I’m opening my mouth to say, Of course it’s what I want, but the certainty isn’t there. My desires betray me. Once I get what I’ve wanted, all t
hat’s left is more wanting, the next desire slipping seamlessly into place like a demon jumping from host to host. I should have remembered that wanting is like this. Always leading further and further down a path of new complications, endlessly hungry. For a moment, I miss the former version of myself: the woman who’d taught herself how to stop wanting.
Lee’s face, backlit, is emotionless. “I hate seeing you caught up in this,” he says. “You’re better than what he can offer. You’re cut from a different cloth than the Braddocks.”
“Maybe you don’t know me that well,” I say.
“I know you’re in love with Patrick.”
I can’t open my mouth to deny it.
“And I know that Patrick might not be able to feel the same way.”
I consider hurting Lee, squeezing my hands against the dip in his throat. I’m shocked at the vividness of the image, unfolding colorfully inside my head. The streak of unexpected violence leaves me almost queasy.
“One of my clients worked with me since I first started,” Lee says. “A while back, she told me she was getting married. I wished her well and said my good-byes. The wedding was a few months ago. She’s come back a dozen times since to talk with her husband. Her first husband—I guess that’s what he is now. I don’t ask questions, but I worry. I’m not sure her new husband knows about her visits. Maybe he approves of it. Maybe he just tolerates it.”

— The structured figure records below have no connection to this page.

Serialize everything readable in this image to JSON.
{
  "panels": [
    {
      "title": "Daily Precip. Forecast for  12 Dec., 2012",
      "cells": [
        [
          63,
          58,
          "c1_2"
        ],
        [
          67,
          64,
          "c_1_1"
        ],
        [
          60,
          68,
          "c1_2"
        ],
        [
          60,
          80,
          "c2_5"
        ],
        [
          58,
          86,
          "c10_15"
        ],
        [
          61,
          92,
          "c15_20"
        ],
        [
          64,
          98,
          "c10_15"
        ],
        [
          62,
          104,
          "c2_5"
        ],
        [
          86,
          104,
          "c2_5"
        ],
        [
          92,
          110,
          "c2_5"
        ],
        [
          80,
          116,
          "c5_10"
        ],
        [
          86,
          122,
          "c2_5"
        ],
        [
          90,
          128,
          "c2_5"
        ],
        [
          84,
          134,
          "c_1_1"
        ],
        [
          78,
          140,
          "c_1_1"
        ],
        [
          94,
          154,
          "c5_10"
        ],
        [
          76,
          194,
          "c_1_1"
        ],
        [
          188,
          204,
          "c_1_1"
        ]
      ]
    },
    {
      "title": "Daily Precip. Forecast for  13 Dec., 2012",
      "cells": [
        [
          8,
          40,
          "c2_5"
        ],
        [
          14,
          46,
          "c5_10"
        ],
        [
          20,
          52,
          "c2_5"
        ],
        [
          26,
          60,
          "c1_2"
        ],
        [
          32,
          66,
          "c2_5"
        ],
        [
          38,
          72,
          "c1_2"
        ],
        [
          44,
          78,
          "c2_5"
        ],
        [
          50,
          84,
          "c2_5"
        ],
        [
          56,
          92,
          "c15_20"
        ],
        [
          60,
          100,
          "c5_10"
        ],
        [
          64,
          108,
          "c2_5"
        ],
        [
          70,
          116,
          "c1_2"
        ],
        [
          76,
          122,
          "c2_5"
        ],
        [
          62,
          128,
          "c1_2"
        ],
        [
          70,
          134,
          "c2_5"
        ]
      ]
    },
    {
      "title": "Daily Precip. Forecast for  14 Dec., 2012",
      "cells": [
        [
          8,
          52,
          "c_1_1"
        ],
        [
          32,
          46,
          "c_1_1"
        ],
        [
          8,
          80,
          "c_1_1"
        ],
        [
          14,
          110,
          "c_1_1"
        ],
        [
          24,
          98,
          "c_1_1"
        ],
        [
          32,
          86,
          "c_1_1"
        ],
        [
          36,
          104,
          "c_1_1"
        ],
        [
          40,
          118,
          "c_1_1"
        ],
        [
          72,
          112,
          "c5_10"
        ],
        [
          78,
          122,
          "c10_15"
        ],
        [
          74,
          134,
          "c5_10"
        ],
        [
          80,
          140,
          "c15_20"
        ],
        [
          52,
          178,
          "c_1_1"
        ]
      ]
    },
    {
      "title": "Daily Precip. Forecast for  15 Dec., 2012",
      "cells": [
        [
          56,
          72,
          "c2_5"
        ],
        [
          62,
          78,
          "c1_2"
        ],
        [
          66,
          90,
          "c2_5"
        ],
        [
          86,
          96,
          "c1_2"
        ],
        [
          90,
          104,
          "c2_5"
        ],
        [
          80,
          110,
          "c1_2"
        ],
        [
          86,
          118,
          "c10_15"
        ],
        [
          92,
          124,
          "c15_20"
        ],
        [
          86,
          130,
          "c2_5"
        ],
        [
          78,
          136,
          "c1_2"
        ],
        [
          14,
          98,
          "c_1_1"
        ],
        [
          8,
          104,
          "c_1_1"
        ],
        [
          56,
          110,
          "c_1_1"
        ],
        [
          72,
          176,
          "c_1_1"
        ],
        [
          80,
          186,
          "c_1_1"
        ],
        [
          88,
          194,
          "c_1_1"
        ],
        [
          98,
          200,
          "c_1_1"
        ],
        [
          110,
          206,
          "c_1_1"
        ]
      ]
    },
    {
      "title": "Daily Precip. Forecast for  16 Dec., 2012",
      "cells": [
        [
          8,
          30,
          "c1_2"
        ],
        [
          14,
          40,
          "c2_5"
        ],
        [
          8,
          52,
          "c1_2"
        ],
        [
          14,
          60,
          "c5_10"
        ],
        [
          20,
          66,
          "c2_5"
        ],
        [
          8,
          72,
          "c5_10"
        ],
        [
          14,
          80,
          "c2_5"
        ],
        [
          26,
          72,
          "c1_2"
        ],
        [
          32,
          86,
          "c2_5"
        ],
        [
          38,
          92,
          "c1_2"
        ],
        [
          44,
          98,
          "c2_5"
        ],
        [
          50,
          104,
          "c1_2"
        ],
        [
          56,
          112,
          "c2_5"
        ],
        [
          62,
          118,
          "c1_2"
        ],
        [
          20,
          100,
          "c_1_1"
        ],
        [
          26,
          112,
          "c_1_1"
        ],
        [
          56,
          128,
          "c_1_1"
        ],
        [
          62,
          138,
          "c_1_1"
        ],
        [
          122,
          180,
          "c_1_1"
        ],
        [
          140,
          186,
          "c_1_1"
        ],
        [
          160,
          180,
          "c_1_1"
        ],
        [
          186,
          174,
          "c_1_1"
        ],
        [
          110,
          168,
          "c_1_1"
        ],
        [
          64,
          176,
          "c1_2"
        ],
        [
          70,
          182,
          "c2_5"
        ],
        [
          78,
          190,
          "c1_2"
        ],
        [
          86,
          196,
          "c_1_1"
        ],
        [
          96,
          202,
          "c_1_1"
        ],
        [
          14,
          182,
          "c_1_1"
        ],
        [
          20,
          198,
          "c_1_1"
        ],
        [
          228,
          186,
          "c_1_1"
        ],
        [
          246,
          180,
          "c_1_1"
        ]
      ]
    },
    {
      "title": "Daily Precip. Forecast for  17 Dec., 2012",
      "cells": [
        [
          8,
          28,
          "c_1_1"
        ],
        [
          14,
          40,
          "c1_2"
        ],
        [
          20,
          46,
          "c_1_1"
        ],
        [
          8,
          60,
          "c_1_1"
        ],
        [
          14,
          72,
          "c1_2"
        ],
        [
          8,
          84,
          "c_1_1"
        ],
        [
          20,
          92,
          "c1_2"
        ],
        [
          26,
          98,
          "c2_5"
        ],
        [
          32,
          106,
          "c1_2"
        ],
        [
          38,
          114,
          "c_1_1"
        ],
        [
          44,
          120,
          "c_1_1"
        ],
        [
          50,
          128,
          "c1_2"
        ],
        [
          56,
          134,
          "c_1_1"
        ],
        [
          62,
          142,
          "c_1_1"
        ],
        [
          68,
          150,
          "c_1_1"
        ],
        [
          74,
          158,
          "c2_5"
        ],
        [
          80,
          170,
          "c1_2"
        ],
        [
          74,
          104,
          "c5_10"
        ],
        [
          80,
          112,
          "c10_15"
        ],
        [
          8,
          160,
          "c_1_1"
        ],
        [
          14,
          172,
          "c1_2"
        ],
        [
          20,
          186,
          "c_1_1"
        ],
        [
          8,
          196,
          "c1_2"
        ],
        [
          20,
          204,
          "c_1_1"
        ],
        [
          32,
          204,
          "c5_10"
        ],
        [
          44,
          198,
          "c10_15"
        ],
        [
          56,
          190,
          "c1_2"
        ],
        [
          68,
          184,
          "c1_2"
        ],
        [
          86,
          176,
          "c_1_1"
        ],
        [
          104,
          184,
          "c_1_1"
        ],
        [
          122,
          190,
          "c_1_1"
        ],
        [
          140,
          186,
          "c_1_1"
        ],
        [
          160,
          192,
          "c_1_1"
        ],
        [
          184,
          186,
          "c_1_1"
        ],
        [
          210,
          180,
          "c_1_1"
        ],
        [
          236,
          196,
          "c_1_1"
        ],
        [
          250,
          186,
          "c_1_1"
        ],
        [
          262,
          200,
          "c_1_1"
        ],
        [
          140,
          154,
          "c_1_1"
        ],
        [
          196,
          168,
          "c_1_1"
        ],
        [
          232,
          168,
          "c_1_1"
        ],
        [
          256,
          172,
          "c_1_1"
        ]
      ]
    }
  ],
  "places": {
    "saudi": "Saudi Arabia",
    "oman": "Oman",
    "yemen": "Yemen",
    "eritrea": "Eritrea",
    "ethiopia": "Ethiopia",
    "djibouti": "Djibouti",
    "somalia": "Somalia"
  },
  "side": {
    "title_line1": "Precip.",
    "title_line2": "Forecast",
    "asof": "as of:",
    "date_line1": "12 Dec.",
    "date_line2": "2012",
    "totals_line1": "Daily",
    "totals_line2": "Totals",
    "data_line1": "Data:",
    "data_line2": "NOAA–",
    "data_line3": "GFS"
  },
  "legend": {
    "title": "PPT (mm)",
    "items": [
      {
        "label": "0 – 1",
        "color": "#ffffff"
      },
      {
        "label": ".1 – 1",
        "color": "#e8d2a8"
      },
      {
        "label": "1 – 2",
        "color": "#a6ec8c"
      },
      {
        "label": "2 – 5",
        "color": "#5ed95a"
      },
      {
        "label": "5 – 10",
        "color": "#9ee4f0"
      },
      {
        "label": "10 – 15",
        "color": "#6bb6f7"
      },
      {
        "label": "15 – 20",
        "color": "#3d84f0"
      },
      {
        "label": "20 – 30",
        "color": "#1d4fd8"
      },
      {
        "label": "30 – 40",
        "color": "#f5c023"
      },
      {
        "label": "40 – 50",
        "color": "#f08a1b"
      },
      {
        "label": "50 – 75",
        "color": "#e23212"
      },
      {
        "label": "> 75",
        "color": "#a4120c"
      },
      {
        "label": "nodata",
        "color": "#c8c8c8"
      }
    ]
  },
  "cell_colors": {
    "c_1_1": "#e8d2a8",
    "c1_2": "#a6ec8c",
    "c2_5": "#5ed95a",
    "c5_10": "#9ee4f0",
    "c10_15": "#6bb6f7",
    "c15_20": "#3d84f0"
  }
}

A group of bodies leaves the building, moving close together, silent and bowed. One of them, an older woman, glances pointedly at me and Lee together.
“So what would you do?” Lee asks, soft. “If Patrick moves on, he remarries. Has children with someone new. If he kept on coming to see Sylvia, you’d be all right with that?”
“He wouldn’t do that,” I say.
“You have your own life, Edie,” Lee says. “You don’t need to share somebody else’s.” He touches my hand.
Lee is an ordinary life. An ordinary lover, unattached and undemanding. I stare at Lee’s hand on my skin: the absence of Patrick’s golden freckles. The absence of Patrick’s wedding ring. Uncertain and small, something comes awake inside me. Not the lust I feel for Patrick, engulfing me in a second flat, but a warm and vulnerable spark. One I’d need to nurture.